In an effort to calm nerves and extend the hand of friendship to the mysterious followers of ‘the Old Ways’, Glynis decided that on the eve of the old festival of Beltane, May 1st, she would try to communicate with them. “A member of my team and I decided we would go up on to the site at night. It was very dark and lonely and we were frightened, because we kept hearing rustlings in the trees and couldn’t tell whether it was the wind or perhaps someone watching us.” When the two reached the summit, Glynis stood and announced: “You have nothing to fear from us.” She then slowly walked down towards another member of the team who was waiting in a car. They were all unnerved when he said that while the pair was on the hill, he had seen a number of torchlights moving about on the lower slopes.

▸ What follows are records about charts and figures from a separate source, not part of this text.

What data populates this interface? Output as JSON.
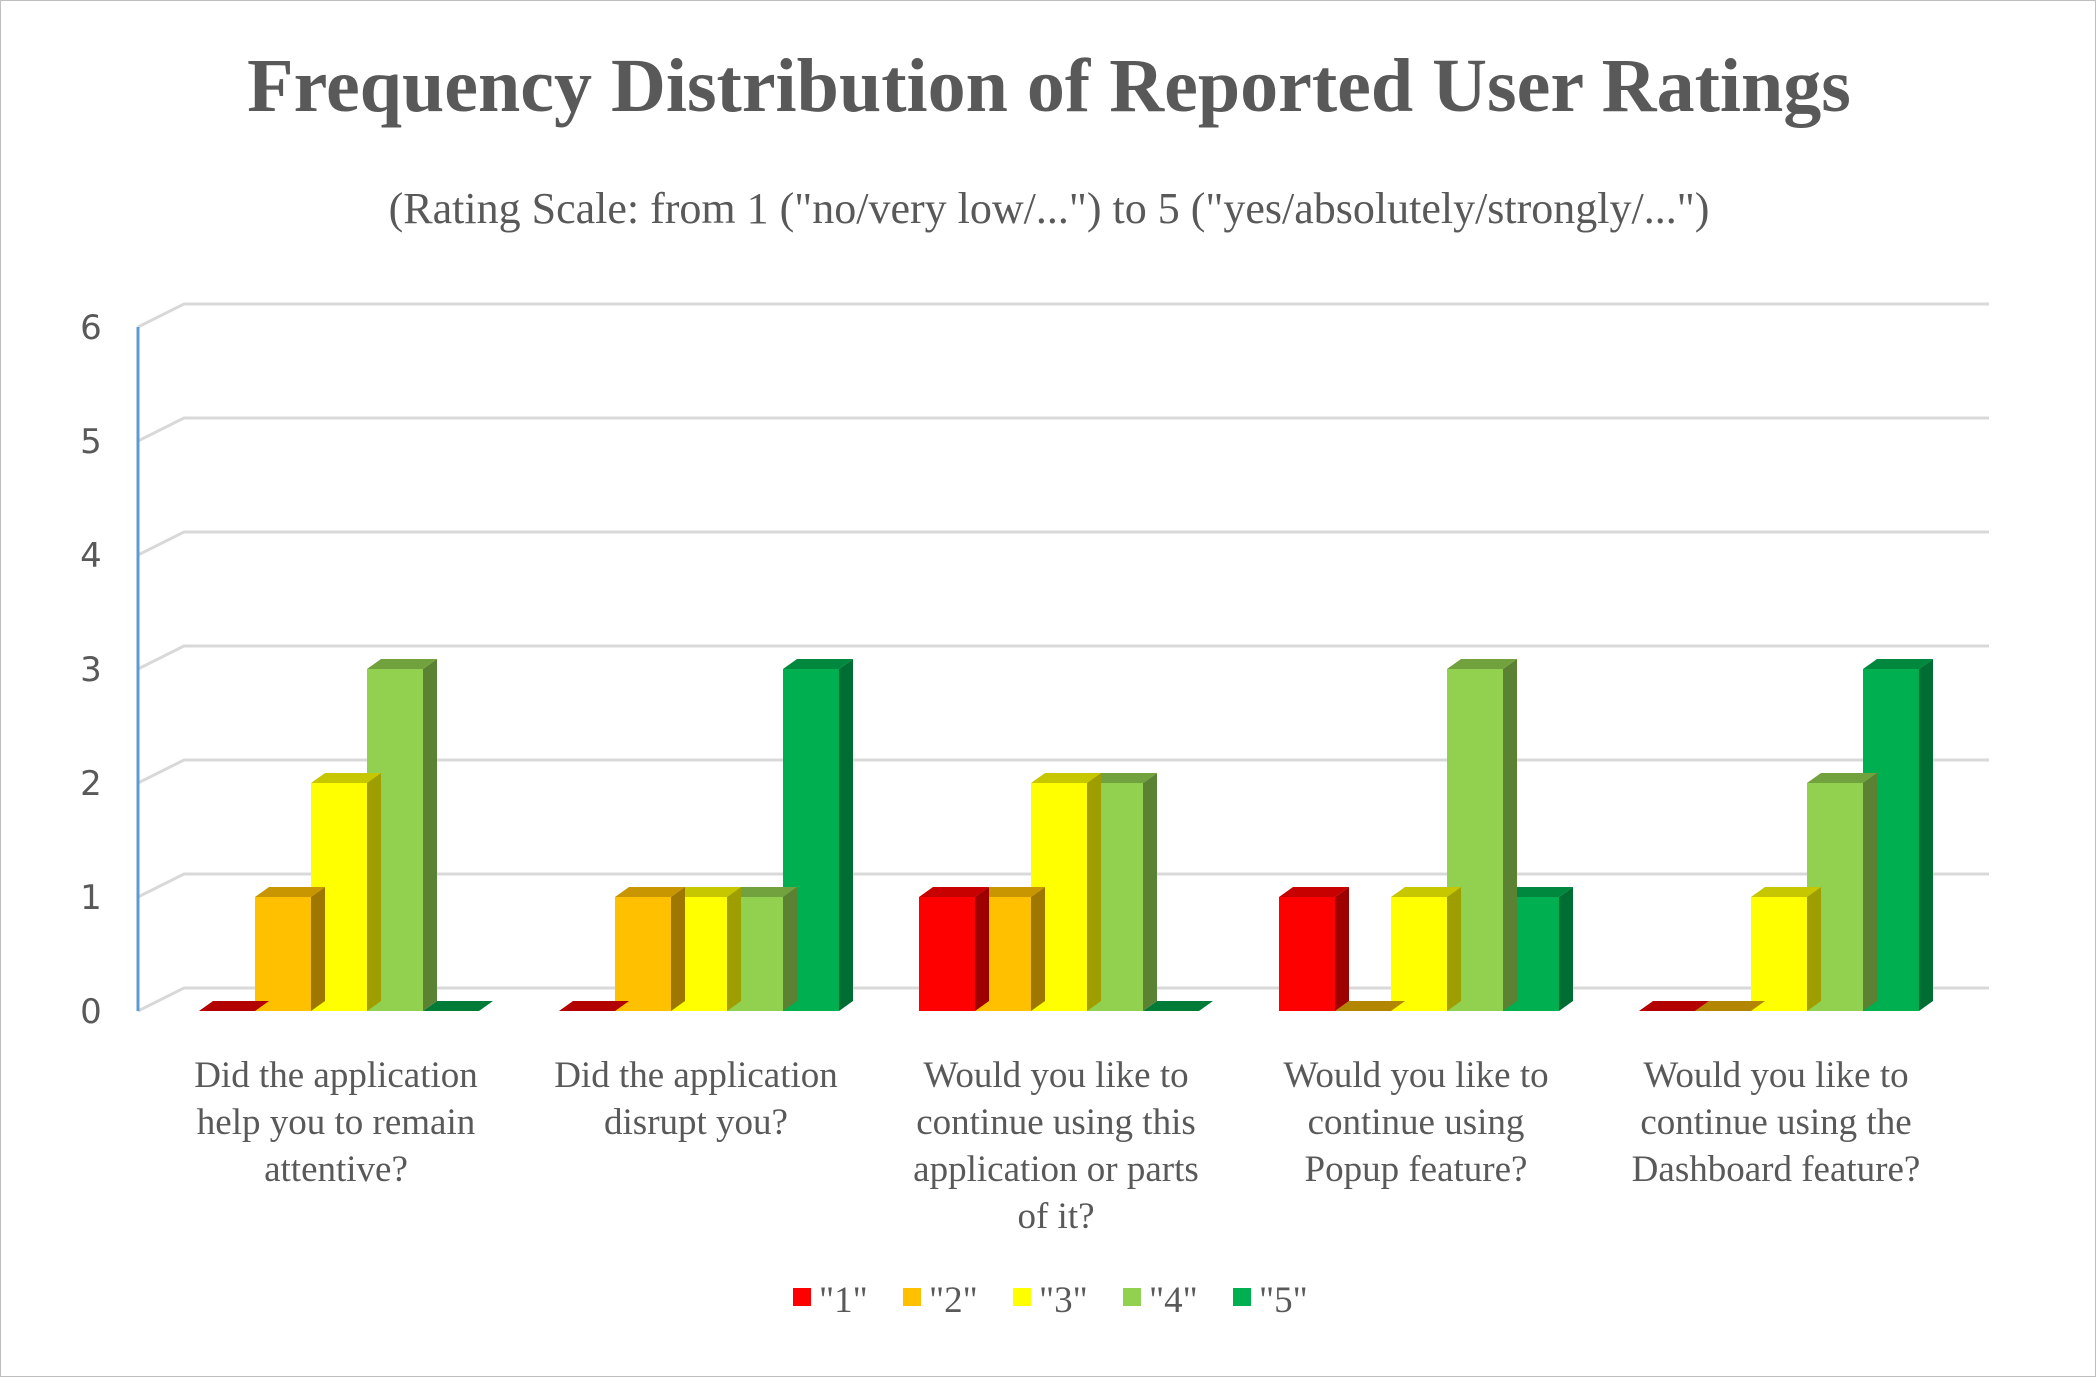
{
  "chart_data": {
    "type": "bar",
    "title": "Frequency Distribution of Reported User Ratings",
    "subtitle": "(Rating Scale: from 1 (\"no/very low/...\") to 5 (\"yes/absolutely/strongly/...\")",
    "categories": [
      [
        "Did the application",
        "help you to remain",
        "attentive?"
      ],
      [
        "Did the application",
        "disrupt you?"
      ],
      [
        "Would you like to",
        "continue using this",
        "application or parts",
        "of it?"
      ],
      [
        "Would you like to",
        "continue using",
        "Popup feature?"
      ],
      [
        "Would you like to",
        "continue using the",
        "Dashboard feature?"
      ]
    ],
    "series": [
      {
        "name": "\"1\"",
        "color": "#ff0000",
        "values": [
          0,
          0,
          1,
          1,
          0
        ]
      },
      {
        "name": "\"2\"",
        "color": "#ffc000",
        "values": [
          1,
          1,
          1,
          0,
          0
        ]
      },
      {
        "name": "\"3\"",
        "color": "#ffff00",
        "values": [
          2,
          1,
          2,
          1,
          1
        ]
      },
      {
        "name": "\"4\"",
        "color": "#92d050",
        "values": [
          3,
          1,
          2,
          3,
          2
        ]
      },
      {
        "name": "\"5\"",
        "color": "#00b050",
        "values": [
          0,
          3,
          0,
          1,
          3
        ]
      }
    ],
    "yticks": [
      0,
      1,
      2,
      3,
      4,
      5,
      6
    ],
    "ylim": [
      0,
      6
    ],
    "grid": true,
    "legend": "bottom-center",
    "style": "3d-clustered-column"
  }
}
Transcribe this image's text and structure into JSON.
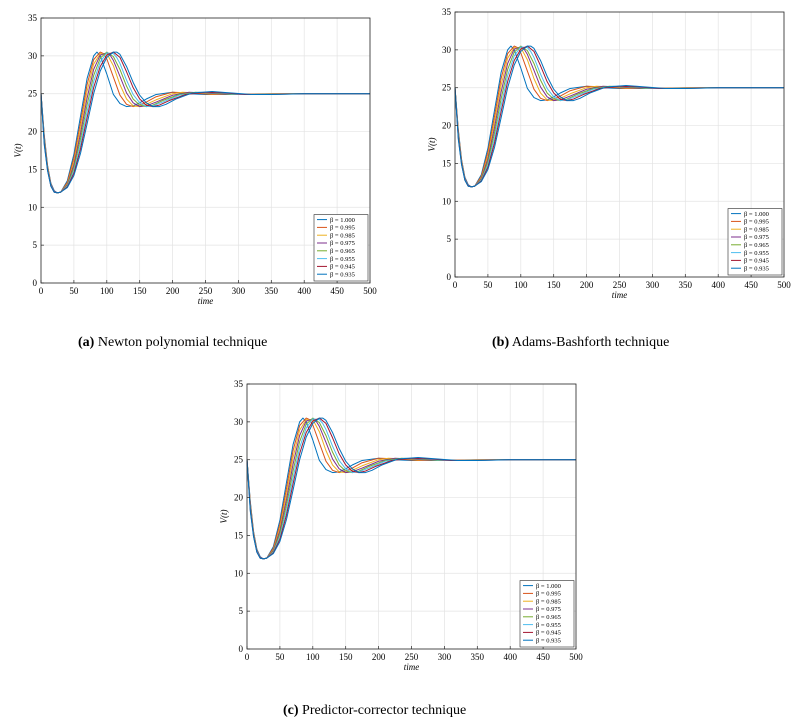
{
  "figure": {
    "captions": [
      {
        "tag": "(a)",
        "text": "Newton polynomial technique"
      },
      {
        "tag": "(b)",
        "text": "Adams-Bashforth technique"
      },
      {
        "tag": "(c)",
        "text": "Predictor-corrector technique"
      }
    ]
  },
  "chart_data": [
    {
      "type": "line",
      "panel": "a",
      "xlabel": "time",
      "ylabel": "V(t)",
      "xlim": [
        0,
        500
      ],
      "ylim": [
        0,
        35
      ],
      "xticks": [
        0,
        50,
        100,
        150,
        200,
        250,
        300,
        350,
        400,
        450,
        500
      ],
      "yticks": [
        0,
        5,
        10,
        15,
        20,
        25,
        30,
        35
      ],
      "grid": true,
      "legend": "bottom-right",
      "series": [
        {
          "name": "β = 1.000",
          "color": "#0072BD",
          "x": [
            0,
            5,
            10,
            15,
            20,
            25,
            30,
            40,
            50,
            60,
            70,
            80,
            85,
            90,
            100,
            110,
            120,
            130,
            140,
            150,
            160,
            175,
            200,
            225,
            250,
            280,
            300,
            350,
            400,
            450,
            500
          ],
          "y": [
            25,
            19.5,
            15.5,
            13.2,
            12.2,
            11.9,
            12.0,
            13.5,
            17.0,
            22.0,
            27.0,
            30.0,
            30.5,
            30.0,
            27.6,
            24.9,
            23.7,
            23.3,
            23.4,
            23.8,
            24.3,
            24.9,
            25.2,
            25.0,
            24.9,
            24.9,
            24.9,
            24.95,
            25.0,
            25.0,
            25.0
          ]
        },
        {
          "name": "β = 0.995",
          "color": "#D95319",
          "x": [
            0,
            5,
            10,
            15,
            20,
            25,
            30,
            40,
            50,
            60,
            70,
            80,
            90,
            95,
            100,
            110,
            120,
            130,
            140,
            150,
            160,
            175,
            200,
            230,
            260,
            290,
            320,
            350,
            400,
            450,
            500
          ],
          "y": [
            25,
            19.3,
            15.4,
            13.1,
            12.1,
            11.9,
            12.0,
            13.3,
            16.5,
            21.2,
            26.2,
            29.5,
            30.5,
            30.3,
            29.6,
            27.2,
            24.8,
            23.6,
            23.3,
            23.5,
            23.9,
            24.6,
            25.2,
            25.1,
            24.9,
            24.9,
            24.95,
            25.0,
            25.0,
            25.0,
            25.0
          ]
        },
        {
          "name": "β = 0.985",
          "color": "#EDB120",
          "x": [
            0,
            5,
            10,
            15,
            20,
            25,
            30,
            40,
            50,
            60,
            70,
            80,
            90,
            100,
            110,
            120,
            130,
            140,
            150,
            160,
            175,
            200,
            215,
            240,
            270,
            300,
            330,
            360,
            400,
            450,
            500
          ],
          "y": [
            25,
            19.1,
            15.3,
            13.0,
            12.1,
            11.9,
            12.0,
            13.1,
            16.0,
            20.4,
            25.3,
            28.9,
            30.3,
            30.3,
            28.7,
            26.2,
            24.3,
            23.4,
            23.3,
            23.6,
            24.2,
            25.0,
            25.2,
            25.1,
            24.9,
            24.9,
            24.95,
            25.0,
            25.0,
            25.0,
            25.0
          ]
        },
        {
          "name": "β = 0.975",
          "color": "#7E2F8E",
          "x": [
            0,
            5,
            10,
            15,
            20,
            25,
            30,
            40,
            50,
            60,
            70,
            80,
            90,
            100,
            105,
            110,
            120,
            130,
            140,
            150,
            160,
            175,
            200,
            225,
            250,
            280,
            310,
            340,
            400,
            450,
            500
          ],
          "y": [
            25,
            19.0,
            15.2,
            13.0,
            12.1,
            11.9,
            12.0,
            13.0,
            15.6,
            19.7,
            24.4,
            28.2,
            30.1,
            30.4,
            30.1,
            29.4,
            27.3,
            25.1,
            23.8,
            23.3,
            23.4,
            23.9,
            24.8,
            25.2,
            25.1,
            24.9,
            24.9,
            24.95,
            25.0,
            25.0,
            25.0
          ]
        },
        {
          "name": "β = 0.965",
          "color": "#77AC30",
          "x": [
            0,
            5,
            10,
            15,
            20,
            25,
            30,
            40,
            50,
            60,
            70,
            80,
            90,
            100,
            110,
            120,
            130,
            140,
            150,
            160,
            170,
            185,
            210,
            235,
            260,
            290,
            320,
            350,
            400,
            450,
            500
          ],
          "y": [
            25,
            18.8,
            15.1,
            12.9,
            12.0,
            11.9,
            12.0,
            12.9,
            15.2,
            19.0,
            23.5,
            27.4,
            29.7,
            30.5,
            29.9,
            28.2,
            26.0,
            24.3,
            23.5,
            23.3,
            23.5,
            24.1,
            24.9,
            25.2,
            25.1,
            24.9,
            24.9,
            24.95,
            25.0,
            25.0,
            25.0
          ]
        },
        {
          "name": "β = 0.955",
          "color": "#4DBEEE",
          "x": [
            0,
            5,
            10,
            15,
            20,
            25,
            30,
            40,
            50,
            60,
            70,
            80,
            90,
            100,
            110,
            115,
            120,
            130,
            140,
            150,
            160,
            170,
            185,
            210,
            240,
            270,
            300,
            330,
            400,
            450,
            500
          ],
          "y": [
            25,
            18.6,
            15.0,
            12.9,
            12.0,
            11.9,
            12.0,
            12.8,
            14.8,
            18.3,
            22.6,
            26.6,
            29.2,
            30.4,
            30.3,
            29.8,
            29.0,
            26.8,
            24.9,
            23.8,
            23.3,
            23.4,
            23.9,
            24.8,
            25.2,
            25.1,
            24.9,
            24.9,
            25.0,
            25.0,
            25.0
          ]
        },
        {
          "name": "β = 0.945",
          "color": "#A2142F",
          "x": [
            0,
            5,
            10,
            15,
            20,
            25,
            30,
            40,
            50,
            60,
            70,
            80,
            90,
            100,
            110,
            120,
            130,
            140,
            150,
            160,
            170,
            180,
            195,
            220,
            250,
            280,
            310,
            340,
            400,
            450,
            500
          ],
          "y": [
            25,
            18.4,
            14.9,
            12.8,
            12.0,
            11.9,
            12.0,
            12.7,
            14.5,
            17.7,
            21.8,
            25.8,
            28.6,
            30.1,
            30.5,
            29.8,
            27.9,
            25.8,
            24.3,
            23.5,
            23.3,
            23.5,
            24.1,
            24.9,
            25.2,
            25.1,
            24.9,
            24.9,
            25.0,
            25.0,
            25.0
          ]
        },
        {
          "name": "β = 0.935",
          "color": "#0072BD",
          "x": [
            0,
            5,
            10,
            15,
            20,
            25,
            30,
            40,
            50,
            60,
            70,
            80,
            90,
            100,
            110,
            115,
            120,
            130,
            140,
            150,
            160,
            170,
            180,
            190,
            205,
            230,
            260,
            290,
            320,
            350,
            400,
            450,
            500
          ],
          "y": [
            25,
            18.2,
            14.8,
            12.8,
            12.0,
            11.9,
            12.0,
            12.6,
            14.2,
            17.1,
            21.0,
            25.0,
            28.0,
            29.8,
            30.5,
            30.5,
            30.2,
            28.6,
            26.5,
            24.8,
            23.8,
            23.3,
            23.3,
            23.6,
            24.3,
            25.1,
            25.3,
            25.1,
            24.9,
            24.9,
            25.0,
            25.0,
            25.0
          ]
        }
      ]
    },
    {
      "type": "line",
      "panel": "b",
      "xlabel": "time",
      "ylabel": "V(t)",
      "xlim": [
        0,
        500
      ],
      "ylim": [
        0,
        35
      ],
      "xticks": [
        0,
        50,
        100,
        150,
        200,
        250,
        300,
        350,
        400,
        450,
        500
      ],
      "yticks": [
        0,
        5,
        10,
        15,
        20,
        25,
        30,
        35
      ],
      "grid": true,
      "legend": "bottom-right",
      "series": "same-as-panel-a"
    },
    {
      "type": "line",
      "panel": "c",
      "xlabel": "time",
      "ylabel": "V(t)",
      "xlim": [
        0,
        500
      ],
      "ylim": [
        0,
        35
      ],
      "xticks": [
        0,
        50,
        100,
        150,
        200,
        250,
        300,
        350,
        400,
        450,
        500
      ],
      "yticks": [
        0,
        5,
        10,
        15,
        20,
        25,
        30,
        35
      ],
      "grid": true,
      "legend": "bottom-right",
      "series": "same-as-panel-a"
    }
  ]
}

“I don’t know who they were but after that night the harassment stopped,” Glynis said afterwards. “There were no more phone calls, nobody else came into the field centre and made a fuss, and it was made known to us that we were perfectly welcome to carry on with our excavation so long as our interest remained purely archaeological. They were doing us no harm any longer, so that’s how we left it – we had our interpretation of the site and we left them and their beliefs to history.”
But what about the stones themselves? What was it about them which aroused such intense suspicion and hostility? No clear answer can be found, because like a jigsaw puzzle with missing pieces, many of the original stones have been lost. Two additional stones were added after the eight original stones were exhibited in Glossop, but not all appear to be of the same age and although some are Celtic in style, others are clearly medieval and may possibly have formed parts of gravestones. Archaeologists have been unable to explain their meaning after decades of study, and the mystery looks set to continue.
Prehistoric stones are often associated with fertility rites and one of the stones from Mouselow contains a phallic symbol of Roman style. Others contain Celtic ‘roses’ and the letter ‘A’ which may have formed part of an inscription of dedication to a deity, perhaps ‘Anu’ or ‘Arnemetia’, the Celtic goddess who presided over the thermal springs at Buxton. A number of stones contain symbols grouped like a domino that connect them with a woman or women whose graves they may have originally marked.
The most mysterious stone in the Mouselow collection, and possibly the earliest in date, tapers towards one end and reveals its secrets only when placed upright and cross-lit. Then, what appears to be a pattern of lozenges is transformed into the figure of a woman wearing a distinctive tartan garment and with her hair drawn up into a bun. According to experts the nearest archaeological comparison is found in Bronze Age Denmark. If correct, this stone is truly Celtic and was carved by the people who buried their dead on Mouselow Hill long before the arrival of the Romans.
Movement of sacred stones and their handling by people from outside the tradition which created them, has always been surrounded by strong taboos in folklore. Also typically Celtic is the existence of ‘guardians’ who preserve sacred stones and charms, which in parts of Scotland and Ireland have been passed down through generations of families. It appears that in this part of the Peak District, centuries after the arrival of Christianity, there are still some who continue to follow ‘the old ways.’ They continue their respect for sacred places and certain stones which have special powers, and questions from outsiders will always remain unwelcome.